Dove troviamo un esempio di questi due aspetti dell’approccio recalcatiano? Andiamo alla fine di pagina 37 dell’Uomo senza inconscio e troveremo un paragrafo intitolato “Cosa resta del padre?”. Continuiamo a percorrere il testo almeno fino a pagina 44: in queste pagine scopriamo lo spartiacque del percorso di Recalcati ma anche della psicoanalisi lacaniana. Se rileggiamo quelle pagine troveremo il superamento delle precedenti formulazioni sulla crisi della funzione orientativa dell’Ideale edipico e vedremo emergere un’elaborazione singolare della dimensione etica della testimonianza. Lì Recalcati, a mio parere, supera tutto quello che avevano formulato i suoi precursori. Lì inventa rimescolando diversi concetti in un modo che ci sorprende perché non presenta lo sviluppo logico-argomentativo dell’orientamento lacaniano ma espone un taglio etico ed epistemologico della prospettiva su cui si stava adagiando la psicoanalisi lacaniana.

 

Desiderio, godimento e soggettivazione

Desiderio, godimento e soggettivazione sono tre parole chiave che condensano la traversata che Recalcati ha compiuto nell’insegnamento di Lacan. La prospettiva etica che Recalcati recepisce dall'insegnamento di Lacan pone l’esperienza del desiderio in relazione all’esperienza del godimento. In tutto il suo lavoro Recalcati si interroga sulla possibilità di un rapporto di alleanza tra desiderio e godimento.

Lo psicoanalista italiano supera una visione moralistica che vedrebbe il desiderio come una rinuncia al godimento, come mera apertura relazionale che intenderebbe esorcizzare la scabrosità Reale del godimento; allo stesso tempo evita di celebrare la retorica idealizzante di un godimento fine a se stesso e senza senso. Il godimento che viene messo in gioco nell’etica lacaniana sa mantenersi connesso alla “trascendenza del desiderio”.

La posta in gioco dell’insegnamento di Lacan, secondo Recalcati, risiede nella possibilità di raggiungere un godimento nuovo “che renda la vita risorta, ricca, generativa nella sua presenza su questa terra” (Jacques Lacan, 2012, p. xvii). Il desiderio è la via attraverso cui giungere a questa possibilità umana di vivere l’esperienza del godimento, godimento che si manifesta sempre sotto il segno dell’intemperanza, della dismisura, dell’eccesso, della singolarità che non è mai disgiunta dall’atto etico con cui ciascun soggetto si assume la responsabilità del proprio desiderio e del proprio essere di godimento.

Il desiderio è allora un’esperienza dove viene vissuto un “godimento Altro da quello dell’Uno” (Jacques Lacan, 2012, p. xix), un godimento che non è chiuso su se stesso ma si apre in modo assoluto alla vita. “Il mio Lacan – scrive Recalcati – non avalla il culto del godimento Uno fine a se stesso, ma l’atto singolare del soggetto che sa ritrovare il godimento sulla ‘scala rovesciata del desiderio’” (Jacques Lacan, 2012, p. xviii).

Sovversione del soggetto

Recalcati chiama “sovversione del soggetto” la teoria che Lacan produce sui modi del desiderio e del godimento. In questa teoria non è in primo piano l’opposizione disgiuntiva – di natura morale – tra desiderio e godimento, ma il problema della loro disconnessione o della loro congiunzione etica. La trascendenza del desiderio deve essere collocata nell’intersezione con la forza pulsionale e non va considerata come una forma ascetica che mirerebbe a liberare il corpo dalla presenza della pulsione.
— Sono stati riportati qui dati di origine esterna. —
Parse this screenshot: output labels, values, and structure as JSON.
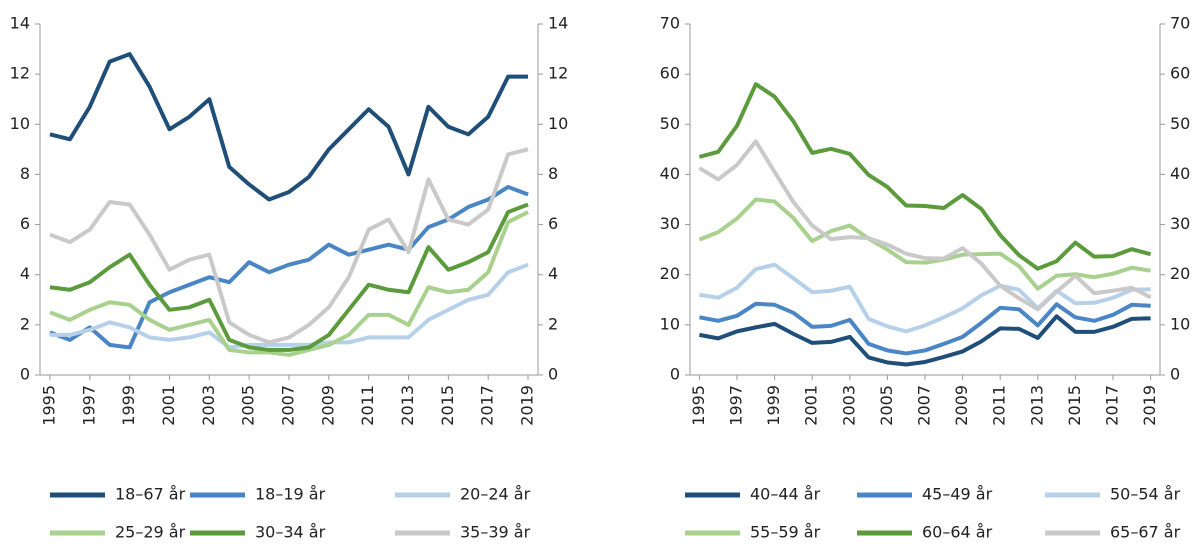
{
  "chart_data": [
    {
      "type": "line",
      "x": [
        1995,
        1996,
        1997,
        1998,
        1999,
        2000,
        2001,
        2002,
        2003,
        2004,
        2005,
        2006,
        2007,
        2008,
        2009,
        2010,
        2011,
        2012,
        2013,
        2014,
        2015,
        2016,
        2017,
        2018,
        2019
      ],
      "xlim": [
        1994.5,
        2019.5
      ],
      "xticks": [
        1995,
        1997,
        1999,
        2001,
        2003,
        2005,
        2007,
        2009,
        2011,
        2013,
        2015,
        2017,
        2019
      ],
      "ylim": [
        0,
        14
      ],
      "yticks": [
        0,
        2,
        4,
        6,
        8,
        10,
        12,
        14
      ],
      "y2lim": [
        0,
        14
      ],
      "y2ticks": [
        0,
        2,
        4,
        6,
        8,
        10,
        12,
        14
      ],
      "series": [
        {
          "name": "18–67 år",
          "color": "#1f4e79",
          "values": [
            9.6,
            9.4,
            10.7,
            12.5,
            12.8,
            11.5,
            9.8,
            10.3,
            11.0,
            8.3,
            7.6,
            7.0,
            7.3,
            7.9,
            9.0,
            9.8,
            10.6,
            9.9,
            8.0,
            10.7,
            9.9,
            9.6,
            10.3,
            11.9,
            11.9
          ]
        },
        {
          "name": "18–19 år",
          "color": "#4a86c5",
          "values": [
            1.7,
            1.4,
            1.9,
            1.2,
            1.1,
            2.9,
            3.3,
            3.6,
            3.9,
            3.7,
            4.5,
            4.1,
            4.4,
            4.6,
            5.2,
            4.8,
            5.0,
            5.2,
            5.0,
            5.9,
            6.2,
            6.7,
            7.0,
            7.5,
            7.2
          ]
        },
        {
          "name": "20–24 år",
          "color": "#b7d0ea",
          "values": [
            1.6,
            1.6,
            1.8,
            2.1,
            1.9,
            1.5,
            1.4,
            1.5,
            1.7,
            1.1,
            1.2,
            1.2,
            1.2,
            1.2,
            1.3,
            1.3,
            1.5,
            1.5,
            1.5,
            2.2,
            2.6,
            3.0,
            3.2,
            4.1,
            4.4
          ]
        },
        {
          "name": "25–29 år",
          "color": "#a9d18e",
          "values": [
            2.5,
            2.2,
            2.6,
            2.9,
            2.8,
            2.2,
            1.8,
            2.0,
            2.2,
            1.0,
            0.9,
            0.9,
            0.8,
            1.0,
            1.2,
            1.6,
            2.4,
            2.4,
            2.0,
            3.5,
            3.3,
            3.4,
            4.1,
            6.1,
            6.5
          ]
        },
        {
          "name": "30–34 år",
          "color": "#5b9b3c",
          "values": [
            3.5,
            3.4,
            3.7,
            4.3,
            4.8,
            3.6,
            2.6,
            2.7,
            3.0,
            1.4,
            1.1,
            1.0,
            1.0,
            1.1,
            1.6,
            2.6,
            3.6,
            3.4,
            3.3,
            5.1,
            4.2,
            4.5,
            4.9,
            6.5,
            6.8
          ]
        },
        {
          "name": "35–39 år",
          "color": "#c9c9c9",
          "values": [
            5.6,
            5.3,
            5.8,
            6.9,
            6.8,
            5.6,
            4.2,
            4.6,
            4.8,
            2.1,
            1.6,
            1.3,
            1.5,
            2.0,
            2.7,
            3.9,
            5.8,
            6.2,
            4.9,
            7.8,
            6.2,
            6.0,
            6.6,
            8.8,
            9.0
          ]
        }
      ]
    },
    {
      "type": "line",
      "x": [
        1995,
        1996,
        1997,
        1998,
        1999,
        2000,
        2001,
        2002,
        2003,
        2004,
        2005,
        2006,
        2007,
        2008,
        2009,
        2010,
        2011,
        2012,
        2013,
        2014,
        2015,
        2016,
        2017,
        2018,
        2019
      ],
      "xlim": [
        1994.5,
        2019.5
      ],
      "xticks": [
        1995,
        1997,
        1999,
        2001,
        2003,
        2005,
        2007,
        2009,
        2011,
        2013,
        2015,
        2017,
        2019
      ],
      "ylim": [
        0,
        70
      ],
      "yticks": [
        0,
        10,
        20,
        30,
        40,
        50,
        60,
        70
      ],
      "y2lim": [
        0,
        70
      ],
      "y2ticks": [
        0,
        10,
        20,
        30,
        40,
        50,
        60,
        70
      ],
      "series": [
        {
          "name": "40–44 år",
          "color": "#1f4e79",
          "values": [
            8,
            7.3,
            8.7,
            9.5,
            10.2,
            8.2,
            6.4,
            6.6,
            7.6,
            3.5,
            2.5,
            2.1,
            2.6,
            3.6,
            4.7,
            6.7,
            9.3,
            9.2,
            7.4,
            11.7,
            8.6,
            8.6,
            9.6,
            11.2,
            11.3
          ]
        },
        {
          "name": "45–49 år",
          "color": "#4a86c5",
          "values": [
            11.5,
            10.8,
            11.8,
            14.2,
            14.0,
            12.4,
            9.6,
            9.8,
            11.0,
            6.2,
            4.9,
            4.3,
            4.9,
            6.2,
            7.6,
            10.4,
            13.4,
            13.1,
            9.9,
            14.1,
            11.5,
            10.8,
            12.0,
            14.0,
            13.8
          ]
        },
        {
          "name": "50–54 år",
          "color": "#b7d0ea",
          "values": [
            16,
            15.4,
            17.4,
            21.1,
            22.0,
            19.3,
            16.5,
            16.8,
            17.6,
            11.2,
            9.7,
            8.7,
            9.9,
            11.5,
            13.3,
            15.9,
            17.8,
            17.0,
            13.3,
            16.8,
            14.3,
            14.4,
            15.4,
            17.0,
            17.1
          ]
        },
        {
          "name": "55–59 år",
          "color": "#a9d18e",
          "values": [
            27,
            28.5,
            31.2,
            35,
            34.6,
            31.3,
            26.7,
            28.7,
            29.8,
            27.2,
            25,
            22.5,
            22.4,
            23,
            24,
            24.1,
            24.2,
            21.7,
            17.2,
            19.8,
            20.1,
            19.5,
            20.2,
            21.4,
            20.8
          ]
        },
        {
          "name": "60–64 år",
          "color": "#5b9b3c",
          "values": [
            43.5,
            44.5,
            49.7,
            58,
            55.5,
            50.6,
            44.3,
            45.1,
            44.1,
            39.9,
            37.5,
            33.8,
            33.7,
            33.3,
            35.9,
            33.1,
            27.9,
            23.9,
            21.2,
            22.7,
            26.4,
            23.6,
            23.7,
            25.1,
            24.1
          ]
        },
        {
          "name": "65–67 år",
          "color": "#c9c9c9",
          "values": [
            41.3,
            39,
            41.9,
            46.6,
            40.5,
            34.5,
            29.8,
            27.1,
            27.5,
            27.3,
            26.0,
            24.2,
            23.3,
            23.2,
            25.3,
            22.2,
            17.8,
            15.3,
            13.1,
            16.6,
            19.8,
            16.3,
            16.8,
            17.4,
            15.5
          ]
        }
      ]
    }
  ]
}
Non si tratta quindi di porre l’Uno – l’esistenza del godimento pulsionale – senza rapporto, sganciato dall’Altro verso cui è esposto il desiderio del soggetto.

Per Recalcati diventa centrale mostrare i punti sensibili dove nel testo di Lacan desiderio e godimento si annodano, perché da un lato il loro scioglimento in nome di un puro godimento dell’Uno è un mito che farebbe scivolare verso un pensiero perversamente libertino, mentre la mistica del desiderio dell’Altro ridurrebbe il desiderio a una religione morale. Il godimento non è in una relazione di opposizione estrinseca con il desiderio, il godimento dell’Uno e il desiderio dell’Altro sono in una relazione di immanenza. Lacan non sceglie il godimento dell’Uno contro il desiderio dell’Altro, né viceversa (Cfr. Jacques Lacan, 2012, p. 314-315).

 

Spunti tratti dal libro Introduzione a Massimo Recalcati

La parola di Massimo Recalcati sa toccare l'inconscio di chi lo legge e lo ascolta perché è una parola dà testimonianza del desiderio del suo autore.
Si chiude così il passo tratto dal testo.